Tarpeia- Roman FigureMortal
Also known as: Tarpēia
Description
She unbars the gate at night and holds out her hands for gold, but the Sabines answer her greed with the weight of their shields, crushing the traitor on the hill that will bear her name for centuries.
Mythology & Lore
The Opened Gate
The betrayal of Tarpeia belongs to the war between the Romans and the Sabines that followed Romulus's seizure of the Sabine women. The Sabines, led by their king Titus Tatius, marched on Rome to recover their daughters. They camped near the Capitoline Hill, which Spurius Tarpeius, Tarpeia's father, commanded as garrison commander.

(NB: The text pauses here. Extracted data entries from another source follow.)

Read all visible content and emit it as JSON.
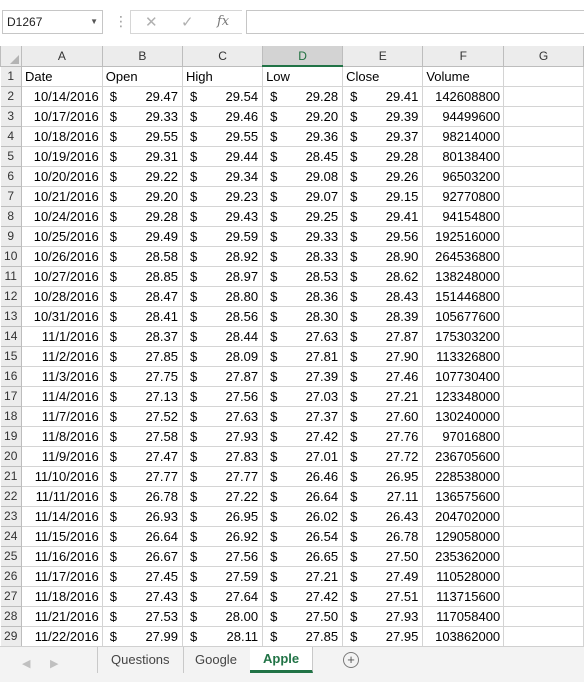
{
  "formula_bar": {
    "name_box": "D1267",
    "name_box_dropdown": "▼",
    "separator": "⋮",
    "cancel_icon": "✕",
    "enter_icon": "✓",
    "function_icon": "fx",
    "formula": ""
  },
  "columns": [
    "A",
    "B",
    "C",
    "D",
    "E",
    "F",
    "G"
  ],
  "selected_column": "D",
  "headers": [
    "Date",
    "Open",
    "High",
    "Low",
    "Close",
    "Volume"
  ],
  "currency": "$",
  "rows": [
    {
      "n": "2",
      "date": "10/14/2016",
      "open": "29.47",
      "high": "29.54",
      "low": "29.28",
      "close": "29.41",
      "volume": "142608800"
    },
    {
      "n": "3",
      "date": "10/17/2016",
      "open": "29.33",
      "high": "29.46",
      "low": "29.20",
      "close": "29.39",
      "volume": "94499600"
    },
    {
      "n": "4",
      "date": "10/18/2016",
      "open": "29.55",
      "high": "29.55",
      "low": "29.36",
      "close": "29.37",
      "volume": "98214000"
    },
    {
      "n": "5",
      "date": "10/19/2016",
      "open": "29.31",
      "high": "29.44",
      "low": "28.45",
      "close": "29.28",
      "volume": "80138400"
    },
    {
      "n": "6",
      "date": "10/20/2016",
      "open": "29.22",
      "high": "29.34",
      "low": "29.08",
      "close": "29.26",
      "volume": "96503200"
    },
    {
      "n": "7",
      "date": "10/21/2016",
      "open": "29.20",
      "high": "29.23",
      "low": "29.07",
      "close": "29.15",
      "volume": "92770800"
    },
    {
      "n": "8",
      "date": "10/24/2016",
      "open": "29.28",
      "high": "29.43",
      "low": "29.25",
      "close": "29.41",
      "volume": "94154800"
    },
    {
      "n": "9",
      "date": "10/25/2016",
      "open": "29.49",
      "high": "29.59",
      "low": "29.33",
      "close": "29.56",
      "volume": "192516000"
    },
    {
      "n": "10",
      "date": "10/26/2016",
      "open": "28.58",
      "high": "28.92",
      "low": "28.33",
      "close": "28.90",
      "volume": "264536800"
    },
    {
      "n": "11",
      "date": "10/27/2016",
      "open": "28.85",
      "high": "28.97",
      "low": "28.53",
      "close": "28.62",
      "volume": "138248000"
    },
    {
      "n": "12",
      "date": "10/28/2016",
      "open": "28.47",
      "high": "28.80",
      "low": "28.36",
      "close": "28.43",
      "volume": "151446800"
    },
    {
      "n": "13",
      "date": "10/31/2016",
      "open": "28.41",
      "high": "28.56",
      "low": "28.30",
      "close": "28.39",
      "volume": "105677600"
    },
    {
      "n": "14",
      "date": "11/1/2016",
      "open": "28.37",
      "high": "28.44",
      "low": "27.63",
      "close": "27.87",
      "volume": "175303200"
    },
    {
      "n": "15",
      "date": "11/2/2016",
      "open": "27.85",
      "high": "28.09",
      "low": "27.81",
      "close": "27.90",
      "volume": "113326800"
    },
    {
      "n": "16",
      "date": "11/3/2016",
      "open": "27.75",
      "high": "27.87",
      "low": "27.39",
      "close": "27.46",
      "volume": "107730400"
    },
    {
      "n": "17",
      "date": "11/4/2016",
      "open": "27.13",
      "high": "27.56",
      "low": "27.03",
      "close": "27.21",
      "volume": "123348000"
    },
    {
      "n": "18",
      "date": "11/7/2016",
      "open": "27.52",
      "high": "27.63",
      "low": "27.37",
      "close": "27.60",
      "volume": "130240000"
    },
    {
      "n": "19",
      "date": "11/8/2016",
      "open": "27.58",
      "high": "27.93",
      "low": "27.42",
      "close": "27.76",
      "volume": "97016800"
    },
    {
      "n": "20",
      "date": "11/9/2016",
      "open": "27.47",
      "high": "27.83",
      "low": "27.01",
      "close": "27.72",
      "volume": "236705600"
    },
    {
      "n": "21",
      "date": "11/10/2016",
      "open": "27.77",
      "high": "27.77",
      "low": "26.46",
      "close": "26.95",
      "volume": "228538000"
    },
    {
      "n": "22",
      "date": "11/11/2016",
      "open": "26.78",
      "high": "27.22",
      "low": "26.64",
      "close": "27.11",
      "volume": "136575600"
    },
    {
      "n": "23",
      "date": "11/14/2016",
      "open": "26.93",
      "high": "26.95",
      "low": "26.02",
      "close": "26.43",
      "volume": "204702000"
    },
    {
      "n": "24",
      "date": "11/15/2016",
      "open": "26.64",
      "high": "26.92",
      "low": "26.54",
      "close": "26.78",
      "volume": "129058000"
    },
    {
      "n": "25",
      "date": "11/16/2016",
      "open": "26.67",
      "high": "27.56",
      "low": "26.65",
      "close": "27.50",
      "volume": "235362000"
    },
    {
      "n": "26",
      "date": "11/17/2016",
      "open": "27.45",
      "high": "27.59",
      "low": "27.21",
      "close": "27.49",
      "volume": "110528000"
    },
    {
      "n": "27",
      "date": "11/18/2016",
      "open": "27.43",
      "high": "27.64",
      "low": "27.42",
      "close": "27.51",
      "volume": "113715600"
    },
    {
      "n": "28",
      "date": "11/21/2016",
      "open": "27.53",
      "high": "28.00",
      "low": "27.50",
      "close": "27.93",
      "volume": "117058400"
    },
    {
      "n": "29",
      "date": "11/22/2016",
      "open": "27.99",
      "high": "28.11",
      "low": "27.85",
      "close": "27.95",
      "volume": "103862000"
    }
  ],
  "sheet_tabs": [
    {
      "label": "Questions",
      "active": false
    },
    {
      "label": "Google",
      "active": false
    },
    {
      "label": "Apple",
      "active": true
    }
  ],
  "tab_nav": {
    "prev": "◀",
    "next": "▶"
  },
  "add_sheet_label": "+",
  "colors": {
    "accent": "#217346",
    "header_bg": "#ececec",
    "grid_line": "#d4d4d4"
  }
}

Livy's account is spare and damning. Tarpeia went outside the walls to fetch water for a sacrifice and encountered the Sabine soldiers. Seeing the gold armlets and jeweled rings the warriors wore on their left arms, she offered to open the gates in exchange for what they carried there. Titus Tatius agreed. That night Tarpeia unbarred the citadel gates, and the Sabines streamed into Rome's most sacred stronghold. When she demanded her payment, the Sabines gave her what their left arms bore: they heaved their heavy shields upon her and crushed her to death beneath the weight.
Dionysius of Halicarnassus offers a more sympathetic variant: that Tarpeia had secretly intended to disarm the Sabines by demanding their shields, planning a double betrayal in Rome's favor, but was killed before her scheme could unfold. Propertius, in his fourth book of elegies, reimagines her motivation entirely, portraying Tarpeia as a young woman struck with love for Titus Tatius after glimpsing him exercising on the Campus Martius. In his version, desire rather than greed drove the betrayal.
The Rock
Tarpeia was buried on the Capitoline, and the place of her death became a landmark. The Tarpeian Rock, the steep cliff on the hill's southern face, was where Rome executed its traitors. The condemned were hurled from its edge throughout the Republic and into the early Empire. Varro connects the name directly to Tarpeia in his etymological writings, and Romans needed no explanation: the Capitol, where generals celebrated triumphs, and the cliff where traitors fell stood on the same hill.